また、根津は骨董品のコレクターとしても知られ、若い頃より世界中から幅広く古美術品を収集した。早川はこうした根津の古美術品の収集について、「所有欲」「征服欲」を満たすためと分析しているが、国宝に類する貴重な古美術品が欧米に流出していくこと危惧し、一種の使命感としての収集だったといわれる。そのコレクションは根津の死後、その遺志を継いで設立された根津美術館で一般に公開されている。(ダイヤモンド編集部論説委員 深澤 献)
天才を平凡人が評しても
正鵠を射たものにはならない
根津氏に関しては、人物的にも、あるいは性格的にも、評論をなす人がたくさんある。しかし、それらの評には当たっていないのが多いと思う。
根津氏は全く天才的の人である。普通の平凡人ではない。

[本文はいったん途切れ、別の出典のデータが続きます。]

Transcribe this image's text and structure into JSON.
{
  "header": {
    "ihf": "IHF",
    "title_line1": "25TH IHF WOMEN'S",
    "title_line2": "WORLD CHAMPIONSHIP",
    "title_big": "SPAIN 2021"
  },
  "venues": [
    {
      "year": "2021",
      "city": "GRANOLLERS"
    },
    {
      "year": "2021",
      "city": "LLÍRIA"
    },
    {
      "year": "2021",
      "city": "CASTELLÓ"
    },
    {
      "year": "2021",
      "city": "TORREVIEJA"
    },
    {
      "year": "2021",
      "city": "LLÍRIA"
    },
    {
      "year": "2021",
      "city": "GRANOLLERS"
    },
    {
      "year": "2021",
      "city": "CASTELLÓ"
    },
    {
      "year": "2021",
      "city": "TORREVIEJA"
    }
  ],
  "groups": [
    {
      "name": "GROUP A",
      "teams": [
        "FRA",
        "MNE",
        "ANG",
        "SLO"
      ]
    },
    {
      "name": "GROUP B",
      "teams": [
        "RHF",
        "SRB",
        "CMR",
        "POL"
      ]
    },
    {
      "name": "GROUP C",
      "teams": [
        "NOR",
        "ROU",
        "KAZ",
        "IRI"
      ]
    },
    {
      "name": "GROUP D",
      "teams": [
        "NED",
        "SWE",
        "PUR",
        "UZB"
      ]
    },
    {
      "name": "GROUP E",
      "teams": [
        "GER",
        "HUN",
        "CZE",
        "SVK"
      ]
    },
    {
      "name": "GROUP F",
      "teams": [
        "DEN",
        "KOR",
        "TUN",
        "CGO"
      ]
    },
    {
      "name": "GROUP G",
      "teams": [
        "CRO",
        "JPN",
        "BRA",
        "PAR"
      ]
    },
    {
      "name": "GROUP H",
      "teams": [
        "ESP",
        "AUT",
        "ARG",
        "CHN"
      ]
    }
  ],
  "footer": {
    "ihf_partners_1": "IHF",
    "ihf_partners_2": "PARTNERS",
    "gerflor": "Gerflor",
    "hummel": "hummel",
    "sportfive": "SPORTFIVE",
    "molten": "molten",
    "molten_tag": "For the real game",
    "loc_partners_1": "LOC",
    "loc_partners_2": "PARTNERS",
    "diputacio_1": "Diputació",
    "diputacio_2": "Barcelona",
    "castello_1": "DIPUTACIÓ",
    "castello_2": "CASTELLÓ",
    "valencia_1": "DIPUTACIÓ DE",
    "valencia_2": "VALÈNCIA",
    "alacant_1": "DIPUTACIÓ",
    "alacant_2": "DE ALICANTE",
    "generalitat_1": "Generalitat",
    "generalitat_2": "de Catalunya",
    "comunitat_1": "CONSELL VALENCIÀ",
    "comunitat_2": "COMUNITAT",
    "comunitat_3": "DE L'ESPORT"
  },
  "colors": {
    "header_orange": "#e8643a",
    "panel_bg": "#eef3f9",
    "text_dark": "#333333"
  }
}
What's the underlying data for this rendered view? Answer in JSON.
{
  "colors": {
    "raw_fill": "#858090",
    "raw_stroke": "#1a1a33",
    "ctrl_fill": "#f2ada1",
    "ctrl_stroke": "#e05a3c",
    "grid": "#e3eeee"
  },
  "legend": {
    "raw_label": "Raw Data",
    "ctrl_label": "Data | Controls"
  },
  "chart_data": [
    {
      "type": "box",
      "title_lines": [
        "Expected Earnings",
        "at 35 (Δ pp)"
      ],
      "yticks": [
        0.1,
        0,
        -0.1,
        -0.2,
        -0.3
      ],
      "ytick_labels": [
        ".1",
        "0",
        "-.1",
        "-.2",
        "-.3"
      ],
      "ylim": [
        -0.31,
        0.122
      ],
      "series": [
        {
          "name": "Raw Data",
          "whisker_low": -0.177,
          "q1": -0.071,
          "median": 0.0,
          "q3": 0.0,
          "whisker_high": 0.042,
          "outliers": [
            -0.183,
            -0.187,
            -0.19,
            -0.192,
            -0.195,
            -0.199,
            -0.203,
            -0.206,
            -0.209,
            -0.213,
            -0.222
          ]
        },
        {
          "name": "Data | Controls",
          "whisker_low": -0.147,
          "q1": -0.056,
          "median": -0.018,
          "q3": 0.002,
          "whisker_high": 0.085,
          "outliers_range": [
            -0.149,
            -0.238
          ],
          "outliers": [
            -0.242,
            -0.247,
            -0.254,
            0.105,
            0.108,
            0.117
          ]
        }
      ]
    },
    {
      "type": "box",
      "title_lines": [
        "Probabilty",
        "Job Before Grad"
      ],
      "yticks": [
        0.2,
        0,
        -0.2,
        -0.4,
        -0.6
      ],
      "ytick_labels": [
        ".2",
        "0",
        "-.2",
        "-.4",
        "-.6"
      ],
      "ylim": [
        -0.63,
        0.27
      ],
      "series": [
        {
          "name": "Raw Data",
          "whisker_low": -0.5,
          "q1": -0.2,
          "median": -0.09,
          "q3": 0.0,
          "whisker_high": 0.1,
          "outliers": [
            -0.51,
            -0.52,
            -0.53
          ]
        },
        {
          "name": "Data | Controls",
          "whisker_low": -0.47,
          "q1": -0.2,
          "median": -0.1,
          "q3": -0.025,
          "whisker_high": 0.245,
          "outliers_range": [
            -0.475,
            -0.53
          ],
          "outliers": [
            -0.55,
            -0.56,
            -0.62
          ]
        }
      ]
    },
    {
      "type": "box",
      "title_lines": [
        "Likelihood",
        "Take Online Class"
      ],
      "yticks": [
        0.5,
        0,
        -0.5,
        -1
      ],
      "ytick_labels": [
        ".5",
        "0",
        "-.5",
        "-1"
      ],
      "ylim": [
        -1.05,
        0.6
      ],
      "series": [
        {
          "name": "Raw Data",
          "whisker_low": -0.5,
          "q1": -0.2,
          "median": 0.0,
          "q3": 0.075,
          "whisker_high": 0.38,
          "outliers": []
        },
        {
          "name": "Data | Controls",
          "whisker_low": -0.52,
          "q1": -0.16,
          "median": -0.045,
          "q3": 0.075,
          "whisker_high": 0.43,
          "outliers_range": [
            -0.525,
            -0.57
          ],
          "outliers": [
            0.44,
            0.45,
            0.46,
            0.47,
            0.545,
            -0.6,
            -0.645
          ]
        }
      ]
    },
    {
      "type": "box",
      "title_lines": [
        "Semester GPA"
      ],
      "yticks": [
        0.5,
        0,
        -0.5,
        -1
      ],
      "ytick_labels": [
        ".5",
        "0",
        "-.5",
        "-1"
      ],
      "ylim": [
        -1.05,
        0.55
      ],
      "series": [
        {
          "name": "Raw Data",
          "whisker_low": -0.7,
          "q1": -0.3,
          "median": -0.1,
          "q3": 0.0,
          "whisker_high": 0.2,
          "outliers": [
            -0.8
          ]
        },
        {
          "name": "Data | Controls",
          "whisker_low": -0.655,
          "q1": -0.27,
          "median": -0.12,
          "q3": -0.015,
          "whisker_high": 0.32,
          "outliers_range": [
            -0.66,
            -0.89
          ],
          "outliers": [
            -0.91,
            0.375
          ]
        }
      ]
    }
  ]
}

その根津氏を平凡人が、自己の性格、経験等によって評論するのだから、正鵠を射ないということも無理がないのである。
過去の人を批評するのだと、例えば、豊臣秀吉にしても、徳川家康にしても、後の時代の人がいろいろと考えて、その人物を劇的につくり上げる。そして、いかにも面白おかしく、いかにもそうであったかのように勝手に言うことができる。実際にまた、そうであったかのように思われてもいるのである。
しかし、現在に生きている人を評論するのには、よほどその人に接近していて、その人の全てをよく理解している者でなければ、到底その評論をなし得ない。評しても、うがったものにならないのである。
私は、根津氏と同郷であり、同郷の先輩として、ごく若いときから接近してきた。その接近の仕方は付かず離れずで、時には、その懐の中にも入れば、時にはまた、遠くから離れて第三者として客観的に見ることもある。だから私には比較的よく分かっているつもりである。もちろん、私とても天才人でないから、正しい評論ができるかどうか知らないが、鹿を追う猟師は山を見ず、灯台下暗しということではなしに、氏を評してみることにしよう。